I looked down at her legs. They were steady now.
— And you didn’t tell me.
— No, — she said. — Because you no longer saw me. Only a patient who needed to be saved.
Those words cut deeper than any betrayal.
The man beside her spoke:
— I’m a physiotherapist. We worked together. She was afraid to tell you, because her life had become her illness in your eyes. You didn’t allow her to step out of it.
I turned to him sharply.
— And you decided to take my place?
He didn’t avoid my gaze.
— You lost her the moment you stopped seeing boundaries.
The room seemed to shrink around me.
I remembered the nights. My shaking hands. The constant vigilance. The fear of losing her in an instant. I thought it was love. They called it something else.
Control.
Marina stood up again. Calmly. Steadily.
— I didn’t betray you with him. But I betrayed the image you had of me. Because in that image, I was not allowed to heal.
The silence had become unbearable.
And then I understood something more painful than anything else: I had not noticed when love turned into a cage. When care became a wall. When the fear of losing her became a force that ultimately kept her trapped.
— And now? — I asked.
She looked at me for a long time.
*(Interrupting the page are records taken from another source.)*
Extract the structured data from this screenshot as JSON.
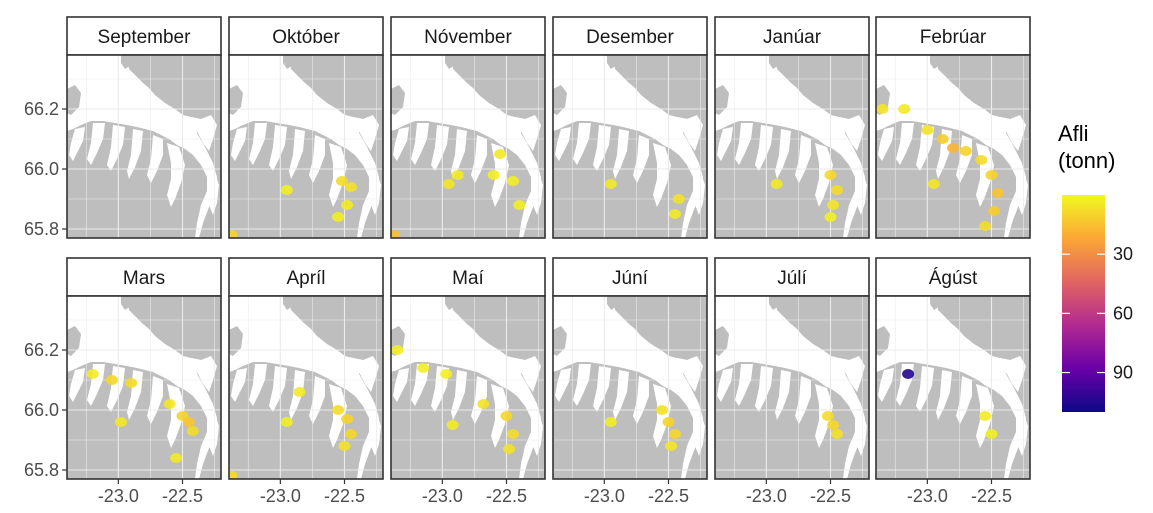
{
  "chart_data": {
    "type": "heatmap",
    "facets": [
      "September",
      "Október",
      "Nóvember",
      "Desember",
      "Janúar",
      "Febrúar",
      "Mars",
      "Apríl",
      "Maí",
      "Júní",
      "Júlí",
      "Ágúst"
    ],
    "x_ticks": [
      "-23.0",
      "-22.5"
    ],
    "y_ticks": [
      "66.2",
      "66.0",
      "65.8"
    ],
    "xlim": [
      -23.4,
      -22.2
    ],
    "ylim": [
      65.77,
      66.38
    ],
    "legend": {
      "title_lines": [
        "Afli",
        "(tonn)"
      ],
      "ticks": [
        "30",
        "60",
        "90"
      ],
      "range": [
        0,
        110
      ],
      "palette": [
        "#0d0887",
        "#6a00a8",
        "#b12a90",
        "#e16462",
        "#fca636",
        "#f0f921"
      ],
      "placement": "right"
    },
    "colors": {
      "land": "#bebebe",
      "sea": "#ffffff",
      "grid": "#ebebeb",
      "strip": "#ffffff"
    },
    "catch_cells": {
      "September": [],
      "Október": [
        {
          "lon": -22.52,
          "lat": 65.96,
          "value": 8
        },
        {
          "lon": -22.45,
          "lat": 65.94,
          "value": 6
        },
        {
          "lon": -22.48,
          "lat": 65.88,
          "value": 4
        },
        {
          "lon": -22.55,
          "lat": 65.84,
          "value": 3
        },
        {
          "lon": -22.95,
          "lat": 65.93,
          "value": 3
        },
        {
          "lon": -23.38,
          "lat": 65.78,
          "value": 10
        }
      ],
      "Nóvember": [
        {
          "lon": -22.55,
          "lat": 66.05,
          "value": 4
        },
        {
          "lon": -22.6,
          "lat": 65.98,
          "value": 3
        },
        {
          "lon": -22.45,
          "lat": 65.96,
          "value": 3
        },
        {
          "lon": -22.95,
          "lat": 65.95,
          "value": 5
        },
        {
          "lon": -22.88,
          "lat": 65.98,
          "value": 4
        },
        {
          "lon": -22.4,
          "lat": 65.88,
          "value": 3
        },
        {
          "lon": -23.38,
          "lat": 65.78,
          "value": 15
        }
      ],
      "Desember": [
        {
          "lon": -22.95,
          "lat": 65.95,
          "value": 4
        },
        {
          "lon": -22.42,
          "lat": 65.9,
          "value": 6
        },
        {
          "lon": -22.45,
          "lat": 65.85,
          "value": 4
        }
      ],
      "Janúar": [
        {
          "lon": -22.5,
          "lat": 65.98,
          "value": 9
        },
        {
          "lon": -22.45,
          "lat": 65.93,
          "value": 8
        },
        {
          "lon": -22.48,
          "lat": 65.88,
          "value": 5
        },
        {
          "lon": -22.92,
          "lat": 65.95,
          "value": 4
        },
        {
          "lon": -22.5,
          "lat": 65.84,
          "value": 3
        }
      ],
      "Febrúar": [
        {
          "lon": -23.35,
          "lat": 66.2,
          "value": 5
        },
        {
          "lon": -23.18,
          "lat": 66.2,
          "value": 4
        },
        {
          "lon": -23.0,
          "lat": 66.13,
          "value": 6
        },
        {
          "lon": -22.88,
          "lat": 66.1,
          "value": 12
        },
        {
          "lon": -22.8,
          "lat": 66.07,
          "value": 18
        },
        {
          "lon": -22.7,
          "lat": 66.06,
          "value": 10
        },
        {
          "lon": -22.58,
          "lat": 66.03,
          "value": 8
        },
        {
          "lon": -22.5,
          "lat": 65.98,
          "value": 10
        },
        {
          "lon": -22.45,
          "lat": 65.92,
          "value": 14
        },
        {
          "lon": -22.48,
          "lat": 65.86,
          "value": 12
        },
        {
          "lon": -22.55,
          "lat": 65.81,
          "value": 8
        },
        {
          "lon": -22.95,
          "lat": 65.95,
          "value": 5
        }
      ],
      "Mars": [
        {
          "lon": -23.2,
          "lat": 66.12,
          "value": 4
        },
        {
          "lon": -23.05,
          "lat": 66.1,
          "value": 9
        },
        {
          "lon": -22.9,
          "lat": 66.09,
          "value": 8
        },
        {
          "lon": -22.6,
          "lat": 66.02,
          "value": 5
        },
        {
          "lon": -22.5,
          "lat": 65.98,
          "value": 10
        },
        {
          "lon": -22.45,
          "lat": 65.96,
          "value": 14
        },
        {
          "lon": -22.42,
          "lat": 65.93,
          "value": 8
        },
        {
          "lon": -22.98,
          "lat": 65.96,
          "value": 5
        },
        {
          "lon": -22.55,
          "lat": 65.84,
          "value": 4
        }
      ],
      "Apríl": [
        {
          "lon": -22.85,
          "lat": 66.06,
          "value": 4
        },
        {
          "lon": -22.55,
          "lat": 66.0,
          "value": 8
        },
        {
          "lon": -22.48,
          "lat": 65.97,
          "value": 10
        },
        {
          "lon": -22.45,
          "lat": 65.92,
          "value": 9
        },
        {
          "lon": -22.5,
          "lat": 65.88,
          "value": 6
        },
        {
          "lon": -22.95,
          "lat": 65.96,
          "value": 3
        },
        {
          "lon": -23.38,
          "lat": 65.78,
          "value": 8
        }
      ],
      "Maí": [
        {
          "lon": -23.35,
          "lat": 66.2,
          "value": 3
        },
        {
          "lon": -23.15,
          "lat": 66.14,
          "value": 3
        },
        {
          "lon": -22.97,
          "lat": 66.12,
          "value": 3
        },
        {
          "lon": -22.68,
          "lat": 66.02,
          "value": 6
        },
        {
          "lon": -22.5,
          "lat": 65.98,
          "value": 9
        },
        {
          "lon": -22.45,
          "lat": 65.92,
          "value": 8
        },
        {
          "lon": -22.48,
          "lat": 65.87,
          "value": 6
        },
        {
          "lon": -22.92,
          "lat": 65.95,
          "value": 4
        }
      ],
      "Júní": [
        {
          "lon": -22.55,
          "lat": 66.0,
          "value": 6
        },
        {
          "lon": -22.5,
          "lat": 65.96,
          "value": 10
        },
        {
          "lon": -22.45,
          "lat": 65.92,
          "value": 9
        },
        {
          "lon": -22.48,
          "lat": 65.88,
          "value": 5
        },
        {
          "lon": -22.95,
          "lat": 65.96,
          "value": 3
        }
      ],
      "Júlí": [
        {
          "lon": -22.52,
          "lat": 65.98,
          "value": 8
        },
        {
          "lon": -22.48,
          "lat": 65.95,
          "value": 9
        },
        {
          "lon": -22.45,
          "lat": 65.92,
          "value": 6
        }
      ],
      "Ágúst": [
        {
          "lon": -23.15,
          "lat": 66.12,
          "value": 105
        },
        {
          "lon": -22.55,
          "lat": 65.98,
          "value": 4
        },
        {
          "lon": -22.5,
          "lat": 65.92,
          "value": 3
        }
      ]
    }
  }
}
There was no anger in her. But no love either.
— Now we go our separate ways.
I nodded.
Not because I understood. But because there was nothing left to hold on to.
I left the apartment last. The door closed silently behind me — no drama, no sound.
But inside me, everything had already collapsed long ago.
And only when I stepped outside did I finally take a breath that felt… like it was my own.